We know that in health care, you have better outcomes in communities when those communities have a shared background, which leads to trust with physicians. That is why it is important for the National Medical Association to stand up and say that diversity, equity, and inclusion are paramount. The requirements of the Liaison Committee on Medical Education and the Accreditation Council for Graduate Medical Education for diversity in recruitment and retention were important not only for medical students and residents, but also for the outcomes of patients positively affected by a diverse workforce. With those requirements no longer being enforced, we risk patients being unable to get quality health care. We have providers and medical students who don’t have the same cultural experience with their diverse colleagues. Everyone becomes better after having proximity to those who are different. At its core, medicine is an empathetic art. Empathy is a huge component of health care—medical practice, nursing, and physical therapy. You name it.

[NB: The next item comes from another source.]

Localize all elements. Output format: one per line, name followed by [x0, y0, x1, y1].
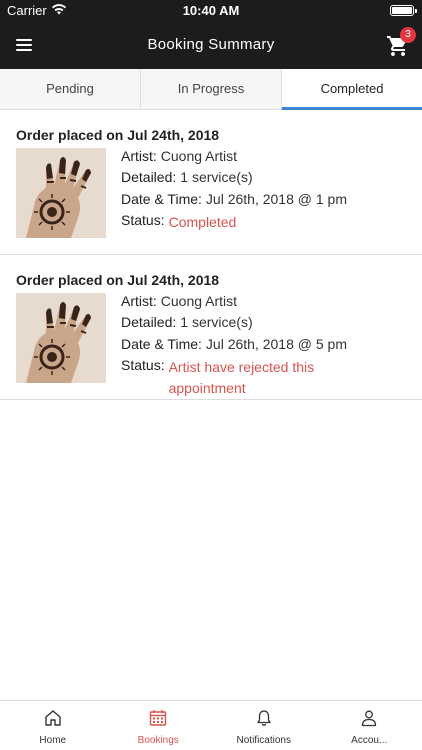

If you don’t have that proximity but later have to provide care for those who are different, where will you get your emotional quotient? That EQ has to be built in.
Degrading DEI standards will increase disease and injury in communities that differ from the majority.
DM: What are some ways the NMA works to counter this, and what do you hope to achieve with your leadership?
RM: We’re ensuring that our residents are supported. Many times, we have found that Black residents have been targeted and removed from residency without justice. We’re working with the Young Doctors Project, which takes young men from urban settings during the eighth grade and mentors them through high school, college, and medical school. We’ve partnered with Elevate MeD, which helps medical students get into residencies. We have another partner, Nth Dimensions, which allows medical students to move into orthopedic programs, where there is a paucity of diversity. We work closely with the Student National Medical Association. We have a strong post-graduate section within the National Medical Association.
We support ourselves as we become entrepreneurs within medicine or move into academia.
We also focus on health justice, violence prevention, environmental justice—and climate change, because drinking clean water and breathing clean air are essential to good health outcomes.
We are also an advocacy organization. The NMA was at the table 60 years ago when Medicaid was written into law, and other medical associations did not favor it. We advocate for equity in health care delivery, no matter where you are from, the money you have, or whether you are rural or urban.
This year’s theme is “Mobilizing Health Justice for a New America.” The days of standing around and talking are gone. We need to start fighting and moving.
DM: Given the high stakes, are you advocating for health care professionals, especially your members, to raise their voices and contribute more to the ongoing debate?
RM: One hundred percent. I’m traveling the country and willing to visit any city, bringing the members of the National Medical Association to the debate, to discuss what needs to happen locally and nationally. I was just in Cincinnati. I was just in Tunica, Mississippi. The NMA just had our annual convention in Chicago.
My grandfather was one of the first Black physicians in Atlantic City. He graduated from med school in 1932, started his practice in 1935, and used to take pies and cakes for payment from those who couldn’t afford care. So, I ask our members to determine how much free health care they can give in their practice. Then, let’s create a national clinical collaborative that provides free health care to communities. Then, let’s use that to pressure the corporate world to pay for medical equipment, the nursing staff, and the technicians. We need to do that if the government doesn’t step up. Health care is a human right.